Here is one incontrovertible fact: salt makes food taste great. Not to know that or to willfully unknow that should be grounds for revoking your dining license. It's an insult to your palate, your chef, the living things that died to give you sustenance. Salt turns the volume up to 11 on the orchestra of the plate. Science--bless its infarcted little heart--has figured out why: salt increases electrical charges in the water content of food, which encourages the release of aroma molecules and thereby creates the sensation of more concentrated flavor. But who needs a scientist to tell you what this fairy dust does to everything it touches? Ask a chef. Ask your senses. And trust them: if something tastes good, it's good for you. That's the way our bodies work and have worked since we got off our knuckles. To turn that thinking upside down--if something tastes good, it's probably bad for you--isn't nutritional wisdom. It's thinly disguised puritanism that ought to be slammed in the stocks and pelted with Olestra. 

Saltlessness may have further cultural consequences. Common sense tells us, and science has confirmed, that our various means of sensory perception (sight, smell, taste and so on) are inextricably linked. Doesn't it follow that people who grow accustomed to tasteless food would evidence the same propensity in other areas of perception?
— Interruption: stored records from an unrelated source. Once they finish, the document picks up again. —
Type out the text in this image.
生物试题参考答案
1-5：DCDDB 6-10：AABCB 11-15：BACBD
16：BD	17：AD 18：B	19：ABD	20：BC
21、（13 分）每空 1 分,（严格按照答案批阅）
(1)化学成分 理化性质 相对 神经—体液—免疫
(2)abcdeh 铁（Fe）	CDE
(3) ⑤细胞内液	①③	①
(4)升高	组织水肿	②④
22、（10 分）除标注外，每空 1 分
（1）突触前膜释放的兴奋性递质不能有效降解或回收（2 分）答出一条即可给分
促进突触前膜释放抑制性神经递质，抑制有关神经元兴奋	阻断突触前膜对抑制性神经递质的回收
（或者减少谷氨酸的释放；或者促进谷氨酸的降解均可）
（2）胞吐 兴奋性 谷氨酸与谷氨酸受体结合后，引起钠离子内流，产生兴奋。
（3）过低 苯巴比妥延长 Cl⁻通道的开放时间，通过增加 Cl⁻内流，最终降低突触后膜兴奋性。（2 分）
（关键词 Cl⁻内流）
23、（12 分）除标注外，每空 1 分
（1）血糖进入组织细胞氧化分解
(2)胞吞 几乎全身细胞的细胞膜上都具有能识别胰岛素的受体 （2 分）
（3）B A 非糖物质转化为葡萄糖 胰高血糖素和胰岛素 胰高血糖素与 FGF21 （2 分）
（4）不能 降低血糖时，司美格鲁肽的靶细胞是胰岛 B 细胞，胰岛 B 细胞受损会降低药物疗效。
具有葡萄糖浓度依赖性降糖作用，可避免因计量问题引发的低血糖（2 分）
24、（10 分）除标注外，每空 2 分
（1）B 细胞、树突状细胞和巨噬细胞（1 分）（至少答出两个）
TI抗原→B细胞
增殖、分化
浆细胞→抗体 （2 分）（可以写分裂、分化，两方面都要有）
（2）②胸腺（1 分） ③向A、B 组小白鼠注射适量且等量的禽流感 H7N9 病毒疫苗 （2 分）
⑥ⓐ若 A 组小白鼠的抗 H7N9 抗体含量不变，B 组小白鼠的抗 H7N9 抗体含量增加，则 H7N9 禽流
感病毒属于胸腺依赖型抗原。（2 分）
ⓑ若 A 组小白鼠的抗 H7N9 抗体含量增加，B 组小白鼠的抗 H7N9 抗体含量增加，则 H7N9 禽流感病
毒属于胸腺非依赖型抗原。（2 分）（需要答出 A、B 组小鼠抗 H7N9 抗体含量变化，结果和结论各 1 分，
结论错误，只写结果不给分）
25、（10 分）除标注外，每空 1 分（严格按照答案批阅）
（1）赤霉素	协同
That a lack of taste at the table would lead to a lack of taste in music, presidents, ties and television shows? That a nation without salt would be a tasteless nation? Maybe that's why people who've eliminated salt from their diet no longer seem to be offended by RVs, Michael Bolton, books by Kitty Kelley and grown men who wear baseball hats backward. 

The bottom line: a substantial number of us will die young from untoward causes--car crashes, stray bullets, black-widow spider bites. Many more of us will die a bit before or a bit after the life-expectancy mark. A lottery-lucky few of us will live to advanced old age. But there will be no rhyme or reason for this last group's survival. Some will be resolutely dry Bible thumpers, some will be séance-holding vegan nut jobs, some will be supposedly self-abusive drinkers and carnivores. But rest assured that no salt-shunning worry weenies will be guaranteed membership in that long-living elect. 

Tony Hendra is a screenwriter who lives, works, eats and drinks in New York City.